2024. 4. 6 - 4. 27 | [GALLERIES] LKIF GALLERY
Katie Tomlinson
[LKIF Gallery] Katie Tomlinson, They Only Want You When You’re Seventeen, 2024, Oil on canvas, 140 x 110 cm
LKIF Gallery is pleased to present They Only Want You When You’re Seventeen, Katie Tomlinson’s (b.1996, England) first solo exhibition with the gallery, through 6 to 27 April 2024.
In this new body of work, each painting is a container for simultaneous narratives that explore representations of femininity, innocence, youth and beauty within contemporary culture.
[LKIF Gallery] Katie Tomlinson, Over and over, 2024, Oil on canvas, 130 x 180 cm
Tomlinson’s paintings depict representations of female figures that exist amongst vivid colour, playful and surreal motifs, absurdity, symbolism, varying applications of paint, and references to popular culture and the history of art. Through the amalgamation of past and present, the works explore representations of girlhood and womanhood, and critiques the objectification of women throughout the impressionist movement, and today.
[LKIF Gallery] Katie Tomlinson, Give us a kiss, 2024, Oil on wood, two joined panels, 50 x 80 cm
By employing stylistic and symbolic tropes embedded within the impressionist movement, the works engage with questions of viewership, voyeurism and consumption. For example, They Only Want You When You’re Seventeen (2024) was influenced by Paul Gauguin’s ‘Two Tahitian Women’ (1899) and ‘Woman In Red Dress’ (1891) and highlights the impressionists comparisons of the ‘desirable’ young body with ripe fruit, and the colour red as a symbol of passion and lust.

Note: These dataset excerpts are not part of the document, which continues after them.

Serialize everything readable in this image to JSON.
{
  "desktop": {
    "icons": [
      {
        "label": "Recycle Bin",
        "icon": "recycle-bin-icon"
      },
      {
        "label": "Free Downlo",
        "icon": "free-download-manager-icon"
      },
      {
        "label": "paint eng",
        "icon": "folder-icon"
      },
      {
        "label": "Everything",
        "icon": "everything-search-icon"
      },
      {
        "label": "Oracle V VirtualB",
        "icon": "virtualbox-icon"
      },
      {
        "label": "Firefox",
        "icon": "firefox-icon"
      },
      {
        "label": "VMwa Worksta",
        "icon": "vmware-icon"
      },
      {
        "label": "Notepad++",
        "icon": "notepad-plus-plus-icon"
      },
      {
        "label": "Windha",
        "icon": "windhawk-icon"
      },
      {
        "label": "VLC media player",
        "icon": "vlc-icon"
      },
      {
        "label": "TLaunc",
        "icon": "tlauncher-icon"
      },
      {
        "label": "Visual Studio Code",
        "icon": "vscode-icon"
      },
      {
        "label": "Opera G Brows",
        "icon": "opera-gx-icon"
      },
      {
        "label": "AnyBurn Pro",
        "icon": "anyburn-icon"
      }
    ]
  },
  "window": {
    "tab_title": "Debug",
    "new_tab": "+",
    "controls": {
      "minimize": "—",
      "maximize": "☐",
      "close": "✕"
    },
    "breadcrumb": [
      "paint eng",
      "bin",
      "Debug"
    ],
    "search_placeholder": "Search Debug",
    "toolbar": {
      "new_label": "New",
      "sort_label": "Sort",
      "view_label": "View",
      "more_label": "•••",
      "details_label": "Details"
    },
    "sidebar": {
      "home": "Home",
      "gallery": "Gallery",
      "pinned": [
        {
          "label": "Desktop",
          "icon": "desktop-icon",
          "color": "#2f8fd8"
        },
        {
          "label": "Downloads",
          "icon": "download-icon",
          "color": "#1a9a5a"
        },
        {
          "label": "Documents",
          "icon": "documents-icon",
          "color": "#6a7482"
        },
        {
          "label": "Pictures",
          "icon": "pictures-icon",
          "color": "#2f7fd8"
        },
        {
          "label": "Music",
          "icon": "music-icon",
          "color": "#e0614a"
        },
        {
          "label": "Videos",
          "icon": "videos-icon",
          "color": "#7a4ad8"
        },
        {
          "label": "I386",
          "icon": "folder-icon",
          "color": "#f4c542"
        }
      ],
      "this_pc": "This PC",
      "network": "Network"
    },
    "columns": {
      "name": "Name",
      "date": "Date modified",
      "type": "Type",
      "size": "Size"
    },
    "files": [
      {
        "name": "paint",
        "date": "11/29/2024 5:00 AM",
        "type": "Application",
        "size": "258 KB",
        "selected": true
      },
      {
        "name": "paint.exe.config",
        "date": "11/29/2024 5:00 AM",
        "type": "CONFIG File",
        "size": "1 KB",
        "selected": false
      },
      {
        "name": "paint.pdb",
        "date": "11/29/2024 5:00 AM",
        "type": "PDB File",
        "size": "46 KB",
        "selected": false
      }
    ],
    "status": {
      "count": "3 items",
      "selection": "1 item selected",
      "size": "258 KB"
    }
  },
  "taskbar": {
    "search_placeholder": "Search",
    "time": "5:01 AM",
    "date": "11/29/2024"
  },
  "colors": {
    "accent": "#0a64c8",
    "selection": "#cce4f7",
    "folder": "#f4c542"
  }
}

[LKIF Gallery] Katie Tomlinson, Grace, 2024, Oil on wood, 50 x 40 cm
Over and Over (2024) delves further into cultural consumption of innocence, and questions whether engendering innocence with cultural value invites its violation. The painting depicts young women in white sundresses skipping through a landscape, taken from a still of the Marc Jacobs ‘Daisy’ advert. It is reminiscent of women depicted throughout Western art history and within paintings such as ‘Symphony In White’ (1862) by James McNeill Whistler in which white dresses are used to represent women’s innocence, purity, and youth. Tomlinson has also situated the figures inside an appropriated impressionist landscape by Henri Edmond Cross (1856–1910) to further relate this contemporary reference back to Impressionism and its stylistic tropes.
[LKIF Gallery] Katie Tomlinson, Until they let you go, 2024, Oil on canvas, 140 x 110 cm
By overtly referencing the canon of Western, patriarchal history of Painting, Tomlinson reconsiders moments from paintings past. Harbouring this as a tool, this showcase delivers pointed critiques on problematic depictions of women within culture, defined by heteronormativity and gender bias.